From the graph below, we can see that, in 2006, the January peak is less pronounced than in the two previous years and that the growth in audience from June 2006 is still proportionally lower overall than the growth shown for the same months in the 3 previous years, apart from August 2003 (a month of heat wave), which shows the most pronounced fallback for an August in the last 4 years. The December 2006 trough is significant compared to December 2005 in particular.

The graph below shows the growth in audiences over the 4 years of the study in comparison with each other: the 4 series start from a base of 100 on the 1st Monday before 1st January each year. The graph allows us to compare the effects of seasonal peaks and troughs between the 4 years.

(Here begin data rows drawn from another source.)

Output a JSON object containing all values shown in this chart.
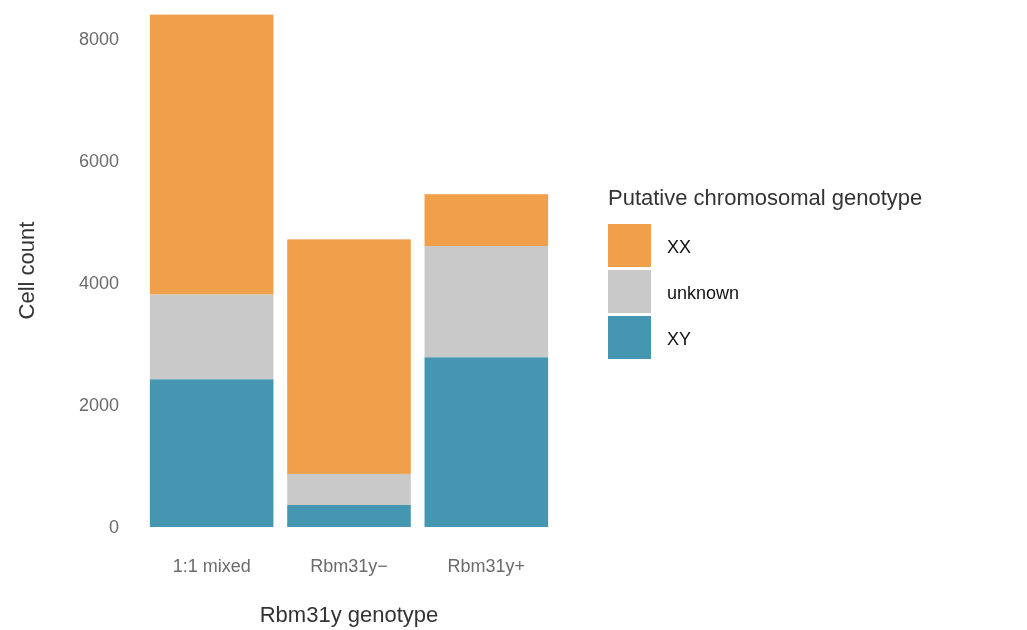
{
  "chart_data": {
    "type": "bar",
    "stacked": true,
    "xlabel": "Rbm31y genotype",
    "ylabel": "Cell count",
    "legend_title": "Putative chromosomal genotype",
    "legend": "right",
    "grid": false,
    "categories": [
      "1:1 mixed",
      "Rbm31y−",
      "Rbm31y+"
    ],
    "series": [
      {
        "name": "XY",
        "color": "#4596b1",
        "values": [
          2420,
          360,
          2780
        ]
      },
      {
        "name": "unknown",
        "color": "#c8c9c8",
        "values": [
          1390,
          510,
          1820
        ]
      },
      {
        "name": "XX",
        "color": "#f0a04b",
        "values": [
          4580,
          3840,
          850
        ]
      }
    ],
    "ylim": [
      0,
      8400
    ],
    "yticks": [
      0,
      2000,
      4000,
      6000,
      8000
    ]
  }
}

How will Website activity develop over 2007? Is this trend towards a slowdown in growth temporary, or will it become more noticeable?

Join us shortly on XiTi Monitor for our first audience forecasts up to June 2007.

Methodology :

The indicator used for this study – measuring the number of visits recorded by a constant group of sites – shows the growth in Website activity.

In the absence of official data concerning the number and composition of existing Websites, it is not possible to present an indicator that reflects growth in total Web consumption by Internet users. We have therefore chosen to work on a constant range of sites.

We have chosen to monitor audience growth in visits to a constant range of sites, to which we successively apply the actual daily growth rates calculated for all the sites audited by XiTi. Growth rates are those for the XiTi range, which are constantly corrected in terms of site withdrawals and additions.

We have changed the analysis start-out base compared to our previous audience studies (month of January instead of the 1st week in January), so the growth rate cannot be directly compared. Every year, week numbers are subject to a shift in the calendar, which is not the case with monthly analysis.

We use two moving averages in this study. Their role is to smooth out a series of data and reflect a general trend. For measurement in time t, the moving averages used require series measurement in time t, along with before and after measurements. For Graph 1, the data series is monthly and the moving average over 13 terms measures an annual trend. To measure the moving average at month m, we need months m + 1 to m + 6, which explains the absence of a moving average at the end of the series.

Similarly, in Graphs 2 and 3, the data series is daily and the moving average over 7 terms measures a weekly trend. To measure the moving average at day d, we need days d + 1 to d + 3. The moving average for the last three days of the period is therefore not provided.